Tuesday, August 30, 2011

Guest Post: "Learning to Read" by Kathleen Thomas

 I have loved books and reading (anything) since I was a young child. I loved all kinds of books- babysitters club, goosebumps, a gymnastics series. I even studied English and Creative Writing in College because I was so drawn to literature. I knew that when I had children of my own, I would surround them with the written word.  My son's bookshelf is already full of stories and adventures.  We read to Aiden as often as we can- it's great bonding time and we love watching his little facial expressions. Please enjoy this article on the importance of books and reading.

Kathleen is a  Communications Coordinators for the Atlanta day care facility, a member of the AdvancED® accredited family of Primrose Schools (located in 16 states throughout the U.S.) and part of the network of preschools delivering progressive, early childhood, Balanced Learning® curriculum.

Learning to Read
By: Kathleen Thomas

For decades researchers have proved that being able to read to and having interactive experiences with books are key predictors of a child’s later school success.  Many parents wonder at what point they should start reading with their children.  Interestingly, a love of reading begins early on as infants or, some say, even before birth.   When you begin to read books to your little ones, point to the pictures in the book and talk about them in an exaggerated fashion.  What you say doesn’t necessarily have to match the words in the book – you can personalize the story to make it even more engaging.  

Time is always an issue, but make it a priority to find the time to read together because it will help raise a reader.  Robert Needlman, M.D., author of Dr. Spock’s Baby Basics and member of the Primrose preschools Education Advisory Board, suggests that one of the most important things about nurturing a reader is to read with a child from a very early age.  “There’s no prescription for this, the only prescription is to allow some time each day that you can sit down, connect with your child, and read together.  The main thing is to allow it to occur in a way that’s joyful, that conveys enjoyment to the child – from enjoyment the rest will follow.”

Selecting the right books is a key factor in helping make the time you and your child spend reading a very special time.  Books that really “work” have engaging, distinct illustrations and simple, rhythmic language.  Children particularly enjoy books that are repetitive or ask them to participate and anticipate what comes next.  Another important factor to remember when choosing books for your child is to select ones that you like yourself, because you’ll probably read them in a more animated, connected manner.  Children love to hear the same book read over and over again which is another good reason to make sure the books you choose are ones you won’t easily get tired of.   You will naturally foster an appreciation of literature when your child sees that you also take pleasure from a book. 
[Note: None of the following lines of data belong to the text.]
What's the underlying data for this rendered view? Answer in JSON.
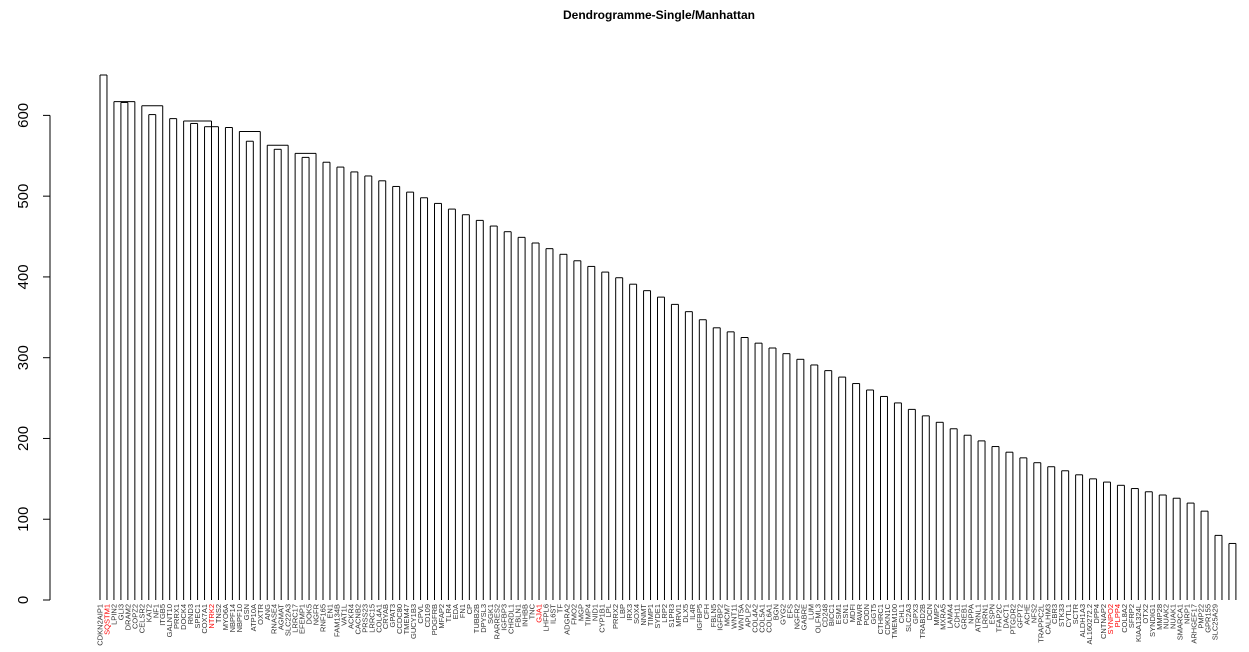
{
  "chart_data": {
    "type": "dendrogram",
    "title": "Dendrogramme-Single/Manhattan",
    "xlabel": "",
    "ylabel": "",
    "ylim": [
      0,
      650
    ],
    "yticks": [
      0,
      100,
      200,
      300,
      400,
      500,
      600
    ],
    "grid": false,
    "highlight_color": "#ff0000",
    "line_color": "#000000",
    "leaves": [
      {
        "label": "CDKN2AIP1",
        "highlight": false
      },
      {
        "label": "SQSTM1",
        "highlight": true
      },
      {
        "label": "LPIN2",
        "highlight": false
      },
      {
        "label": "GLI3",
        "highlight": false
      },
      {
        "label": "DRAM2",
        "highlight": false
      },
      {
        "label": "COPZ2",
        "highlight": false
      },
      {
        "label": "CELSR2",
        "highlight": false
      },
      {
        "label": "KAT2",
        "highlight": false
      },
      {
        "label": "NF1",
        "highlight": false
      },
      {
        "label": "ITGB5",
        "highlight": false
      },
      {
        "label": "GALNT10",
        "highlight": false
      },
      {
        "label": "PRRX1",
        "highlight": false
      },
      {
        "label": "DOCK4",
        "highlight": false
      },
      {
        "label": "RND3",
        "highlight": false
      },
      {
        "label": "SPEC1",
        "highlight": false
      },
      {
        "label": "COX7A1",
        "highlight": false
      },
      {
        "label": "NTRK2",
        "highlight": true
      },
      {
        "label": "TNS2",
        "highlight": false
      },
      {
        "label": "MYO6A",
        "highlight": false
      },
      {
        "label": "NBPF14",
        "highlight": false
      },
      {
        "label": "NBPF10",
        "highlight": false
      },
      {
        "label": "GSN",
        "highlight": false
      },
      {
        "label": "ATP10A",
        "highlight": false
      },
      {
        "label": "OXTR",
        "highlight": false
      },
      {
        "label": "ANG",
        "highlight": false
      },
      {
        "label": "RNASE4",
        "highlight": false
      },
      {
        "label": "AGMAT",
        "highlight": false
      },
      {
        "label": "SLC22A3",
        "highlight": false
      },
      {
        "label": "LRRC17",
        "highlight": false
      },
      {
        "label": "EFEMP1",
        "highlight": false
      },
      {
        "label": "DOK5",
        "highlight": false
      },
      {
        "label": "NGFR",
        "highlight": false
      },
      {
        "label": "RNF165",
        "highlight": false
      },
      {
        "label": "EN1",
        "highlight": false
      },
      {
        "label": "FAM134B",
        "highlight": false
      },
      {
        "label": "VAT1L",
        "highlight": false
      },
      {
        "label": "ACKR4",
        "highlight": false
      },
      {
        "label": "CACNB2",
        "highlight": false
      },
      {
        "label": "PRSS23",
        "highlight": false
      },
      {
        "label": "LRRC15",
        "highlight": false
      },
      {
        "label": "COL4A1",
        "highlight": false
      },
      {
        "label": "CRYAB",
        "highlight": false
      },
      {
        "label": "GPAT3",
        "highlight": false
      },
      {
        "label": "CCDC80",
        "highlight": false
      },
      {
        "label": "TMEM47",
        "highlight": false
      },
      {
        "label": "GUCY1B3",
        "highlight": false
      },
      {
        "label": "CPVL",
        "highlight": false
      },
      {
        "label": "CD109",
        "highlight": false
      },
      {
        "label": "PDGFRB",
        "highlight": false
      },
      {
        "label": "MFAP2",
        "highlight": false
      },
      {
        "label": "TLR4",
        "highlight": false
      },
      {
        "label": "EDA",
        "highlight": false
      },
      {
        "label": "FN1",
        "highlight": false
      },
      {
        "label": "CP",
        "highlight": false
      },
      {
        "label": "TUBB2B",
        "highlight": false
      },
      {
        "label": "DPYSL3",
        "highlight": false
      },
      {
        "label": "SGK1",
        "highlight": false
      },
      {
        "label": "RARRES2",
        "highlight": false
      },
      {
        "label": "IGFBP3",
        "highlight": false
      },
      {
        "label": "CHRDL1",
        "highlight": false
      },
      {
        "label": "FBLN1",
        "highlight": false
      },
      {
        "label": "INHBB",
        "highlight": false
      },
      {
        "label": "TNC",
        "highlight": false
      },
      {
        "label": "GJA1",
        "highlight": true
      },
      {
        "label": "LHFPL6",
        "highlight": false
      },
      {
        "label": "IL6ST",
        "highlight": false
      },
      {
        "label": "TF",
        "highlight": false
      },
      {
        "label": "ADGRA2",
        "highlight": false
      },
      {
        "label": "FMO2",
        "highlight": false
      },
      {
        "label": "MGP",
        "highlight": false
      },
      {
        "label": "TIMP4",
        "highlight": false
      },
      {
        "label": "NID1",
        "highlight": false
      },
      {
        "label": "CYP1B1",
        "highlight": false
      },
      {
        "label": "LPL",
        "highlight": false
      },
      {
        "label": "PRRX2",
        "highlight": false
      },
      {
        "label": "LBP",
        "highlight": false
      },
      {
        "label": "IRX3",
        "highlight": false
      },
      {
        "label": "SOX4",
        "highlight": false
      },
      {
        "label": "NNMT",
        "highlight": false
      },
      {
        "label": "TIMP1",
        "highlight": false
      },
      {
        "label": "SYDE1",
        "highlight": false
      },
      {
        "label": "LRP2",
        "highlight": false
      },
      {
        "label": "S1PR3",
        "highlight": false
      },
      {
        "label": "MRVI1",
        "highlight": false
      },
      {
        "label": "DLX5",
        "highlight": false
      },
      {
        "label": "IL4R",
        "highlight": false
      },
      {
        "label": "IGFBP5",
        "highlight": false
      },
      {
        "label": "CFH",
        "highlight": false
      },
      {
        "label": "FBLN5",
        "highlight": false
      },
      {
        "label": "IGFBP2",
        "highlight": false
      },
      {
        "label": "MCM7",
        "highlight": false
      },
      {
        "label": "WNT11",
        "highlight": false
      },
      {
        "label": "WNT5A",
        "highlight": false
      },
      {
        "label": "APLP2",
        "highlight": false
      },
      {
        "label": "COL4A2",
        "highlight": false
      },
      {
        "label": "COL5A1",
        "highlight": false
      },
      {
        "label": "COL6A1",
        "highlight": false
      },
      {
        "label": "BGN",
        "highlight": false
      },
      {
        "label": "GYG2",
        "highlight": false
      },
      {
        "label": "EFS",
        "highlight": false
      },
      {
        "label": "NGFR2",
        "highlight": false
      },
      {
        "label": "GABRE",
        "highlight": false
      },
      {
        "label": "LUM",
        "highlight": false
      },
      {
        "label": "OLFML3",
        "highlight": false
      },
      {
        "label": "CD248",
        "highlight": false
      },
      {
        "label": "BICC1",
        "highlight": false
      },
      {
        "label": "ESM1",
        "highlight": false
      },
      {
        "label": "CSN1",
        "highlight": false
      },
      {
        "label": "MDFI",
        "highlight": false
      },
      {
        "label": "PAWR",
        "highlight": false
      },
      {
        "label": "PODN",
        "highlight": false
      },
      {
        "label": "GGT5",
        "highlight": false
      },
      {
        "label": "CTHRC1",
        "highlight": false
      },
      {
        "label": "CDKN1C",
        "highlight": false
      },
      {
        "label": "TMEM100",
        "highlight": false
      },
      {
        "label": "CHL1",
        "highlight": false
      },
      {
        "label": "SLC2A3",
        "highlight": false
      },
      {
        "label": "GPX3",
        "highlight": false
      },
      {
        "label": "TRABD2B",
        "highlight": false
      },
      {
        "label": "DCN",
        "highlight": false
      },
      {
        "label": "MMP2",
        "highlight": false
      },
      {
        "label": "MXRA5",
        "highlight": false
      },
      {
        "label": "LAMA4",
        "highlight": false
      },
      {
        "label": "CDH11",
        "highlight": false
      },
      {
        "label": "GREB1",
        "highlight": false
      },
      {
        "label": "NPPA",
        "highlight": false
      },
      {
        "label": "ATRNL1",
        "highlight": false
      },
      {
        "label": "LRRN1",
        "highlight": false
      },
      {
        "label": "ESPN",
        "highlight": false
      },
      {
        "label": "TFAP2C",
        "highlight": false
      },
      {
        "label": "DACT1",
        "highlight": false
      },
      {
        "label": "PTGDR2",
        "highlight": false
      },
      {
        "label": "GFPT2",
        "highlight": false
      },
      {
        "label": "ACHE",
        "highlight": false
      },
      {
        "label": "NFS2",
        "highlight": false
      },
      {
        "label": "TRAPPC2L",
        "highlight": false
      },
      {
        "label": "CALHM3",
        "highlight": false
      },
      {
        "label": "CBR3",
        "highlight": false
      },
      {
        "label": "STK33",
        "highlight": false
      },
      {
        "label": "CYTL1",
        "highlight": false
      },
      {
        "label": "SCTR",
        "highlight": false
      },
      {
        "label": "ALDH1A3",
        "highlight": false
      },
      {
        "label": "AL160272.2",
        "highlight": false
      },
      {
        "label": "DPP4",
        "highlight": false
      },
      {
        "label": "CNTNAP2",
        "highlight": false
      },
      {
        "label": "SYNPO2",
        "highlight": true
      },
      {
        "label": "PLPP4",
        "highlight": true
      },
      {
        "label": "COL8A2",
        "highlight": false
      },
      {
        "label": "SFRP2",
        "highlight": false
      },
      {
        "label": "KIAA1324L",
        "highlight": false
      },
      {
        "label": "OTX2",
        "highlight": false
      },
      {
        "label": "SYNDIG1",
        "highlight": false
      },
      {
        "label": "MMP28",
        "highlight": false
      },
      {
        "label": "NUAK2",
        "highlight": false
      },
      {
        "label": "NUAK1",
        "highlight": false
      },
      {
        "label": "SMARCA1",
        "highlight": false
      },
      {
        "label": "NRP1",
        "highlight": false
      },
      {
        "label": "ARHGEF17",
        "highlight": false
      },
      {
        "label": "PMP22",
        "highlight": false
      },
      {
        "label": "GPR155",
        "highlight": false
      },
      {
        "label": "SLC25A29",
        "highlight": false
      }
    ],
    "merges": [
      [
        0,
        1,
        650
      ],
      [
        2,
        5,
        617
      ],
      [
        3,
        4,
        616
      ],
      [
        6,
        9,
        612
      ],
      [
        7,
        8,
        601
      ],
      [
        10,
        11,
        596
      ],
      [
        12,
        16,
        593
      ],
      [
        13,
        14,
        590
      ],
      [
        15,
        17,
        586
      ],
      [
        18,
        19,
        585
      ],
      [
        20,
        23,
        580
      ],
      [
        21,
        22,
        568
      ],
      [
        24,
        27,
        563
      ],
      [
        25,
        26,
        558
      ],
      [
        28,
        31,
        553
      ],
      [
        29,
        30,
        548
      ],
      [
        32,
        33,
        542
      ],
      [
        34,
        35,
        536
      ],
      [
        36,
        37,
        530
      ],
      [
        38,
        39,
        525
      ],
      [
        40,
        41,
        519
      ],
      [
        42,
        43,
        512
      ],
      [
        44,
        45,
        505
      ],
      [
        46,
        47,
        498
      ],
      [
        48,
        49,
        491
      ],
      [
        50,
        51,
        484
      ],
      [
        52,
        53,
        477
      ],
      [
        54,
        55,
        470
      ],
      [
        56,
        57,
        463
      ],
      [
        58,
        59,
        456
      ],
      [
        60,
        61,
        449
      ],
      [
        62,
        63,
        442
      ],
      [
        64,
        65,
        435
      ],
      [
        66,
        67,
        428
      ],
      [
        68,
        69,
        420
      ],
      [
        70,
        71,
        413
      ],
      [
        72,
        73,
        406
      ],
      [
        74,
        75,
        399
      ],
      [
        76,
        77,
        391
      ],
      [
        78,
        79,
        383
      ],
      [
        80,
        81,
        375
      ],
      [
        82,
        83,
        366
      ],
      [
        84,
        85,
        357
      ],
      [
        86,
        87,
        347
      ],
      [
        88,
        89,
        337
      ],
      [
        90,
        91,
        332
      ],
      [
        92,
        93,
        325
      ],
      [
        94,
        95,
        318
      ],
      [
        96,
        97,
        312
      ],
      [
        98,
        99,
        305
      ],
      [
        100,
        101,
        298
      ],
      [
        102,
        103,
        291
      ],
      [
        104,
        105,
        284
      ],
      [
        106,
        107,
        276
      ],
      [
        108,
        109,
        268
      ],
      [
        110,
        111,
        260
      ],
      [
        112,
        113,
        252
      ],
      [
        114,
        115,
        244
      ],
      [
        116,
        117,
        236
      ],
      [
        118,
        119,
        228
      ],
      [
        120,
        121,
        220
      ],
      [
        122,
        123,
        212
      ],
      [
        124,
        125,
        204
      ],
      [
        126,
        127,
        197
      ],
      [
        128,
        129,
        190
      ],
      [
        130,
        131,
        183
      ],
      [
        132,
        133,
        176
      ],
      [
        134,
        135,
        170
      ],
      [
        136,
        137,
        165
      ],
      [
        138,
        139,
        160
      ],
      [
        140,
        141,
        155
      ],
      [
        142,
        143,
        150
      ],
      [
        144,
        145,
        146
      ],
      [
        146,
        147,
        142
      ],
      [
        148,
        149,
        138
      ],
      [
        150,
        151,
        134
      ],
      [
        152,
        153,
        130
      ],
      [
        154,
        155,
        126
      ],
      [
        156,
        157,
        120
      ],
      [
        158,
        159,
        110
      ],
      [
        160,
        161,
        80
      ],
      [
        162,
        163,
        70
      ]
    ]
  }
}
Try these tips to help your family create a fun and engaging literacy-rich environment that will help build an early foundation for a successful reader:
  • Ask your child’s teacher for a list of books that relate to what is happening at school; buy or borrow these books from the library and read them together at home
  • Surround children with age-appropriate books on a variety of subjects
  • Read stories to children daily from infancy and encourage them to participate in the story
  • Always keep favorite books in the car for “waiting” periods and long trips
  • Older children, preschool and above, who have been read to will proudly “read” their favorite familiar books aloud.  They will usually retell the story as they turn the pages and point to the illustrations.  Sometimes children will make up entirely different stories to go with the pictures.  This is a significant stage in literacy development because children are demonstrating that they know books are meant to communicate stories.  They are “getting” it.
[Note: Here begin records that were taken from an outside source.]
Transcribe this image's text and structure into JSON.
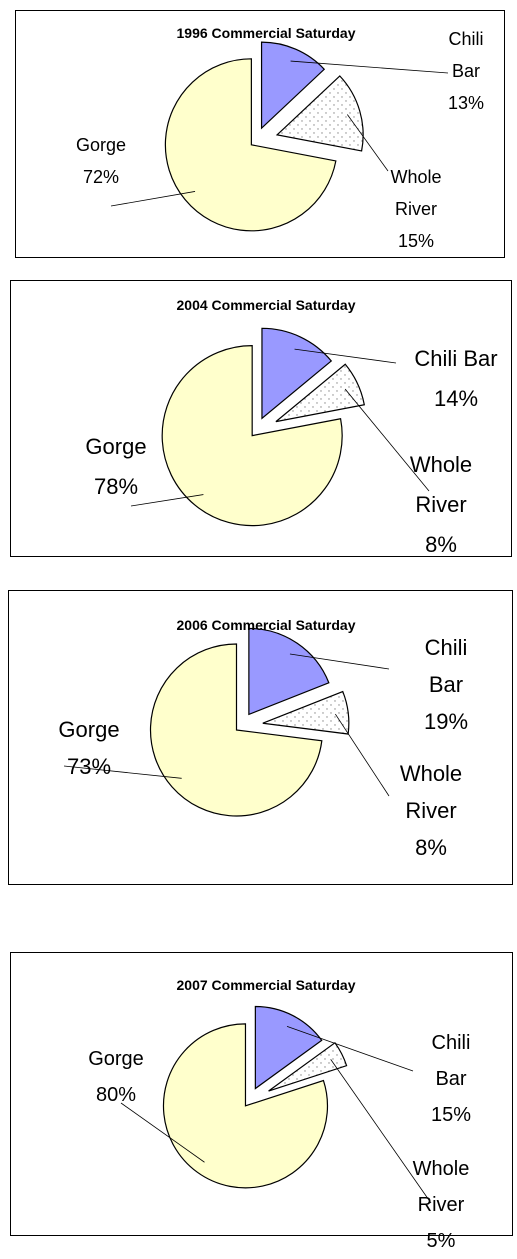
{
  "chart_data": [
    {
      "type": "pie",
      "title": "1996 Commercial Saturday",
      "categories": [
        "Chili Bar",
        "Whole River",
        "Gorge"
      ],
      "values": [
        13,
        15,
        72
      ],
      "value_labels": [
        "13%",
        "15%",
        "72%"
      ],
      "colors": [
        "#9999ff",
        "#ffffff",
        "#ffffcc"
      ]
    },
    {
      "type": "pie",
      "title": "2004 Commercial Saturday",
      "categories": [
        "Chili Bar",
        "Whole River",
        "Gorge"
      ],
      "values": [
        14,
        8,
        78
      ],
      "value_labels": [
        "14%",
        "8%",
        "78%"
      ],
      "colors": [
        "#9999ff",
        "#ffffff",
        "#ffffcc"
      ]
    },
    {
      "type": "pie",
      "title": "2006 Commercial Saturday",
      "categories": [
        "Chili Bar",
        "Whole River",
        "Gorge"
      ],
      "values": [
        19,
        8,
        73
      ],
      "value_labels": [
        "19%",
        "8%",
        "73%"
      ],
      "colors": [
        "#9999ff",
        "#ffffff",
        "#ffffcc"
      ]
    },
    {
      "type": "pie",
      "title": "2007 Commercial Saturday",
      "categories": [
        "Chili Bar",
        "Whole River",
        "Gorge"
      ],
      "values": [
        15,
        5,
        80
      ],
      "value_labels": [
        "15%",
        "5%",
        "80%"
      ],
      "colors": [
        "#9999ff",
        "#ffffff",
        "#ffffcc"
      ]
    }
  ]
}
Children come into the world on a mission to learn how language works, and parents talk and sing with them to support their understanding and their ability to communicate.   Reading books with them is another powerful language support tool that enables children to put together an idea of how stories and written language work.  Cognitive development needs a surrounding supportive relationship to flourish, so go grab a book and begin reading to your child today!

What is your favorite child's book? What books did/do your children like?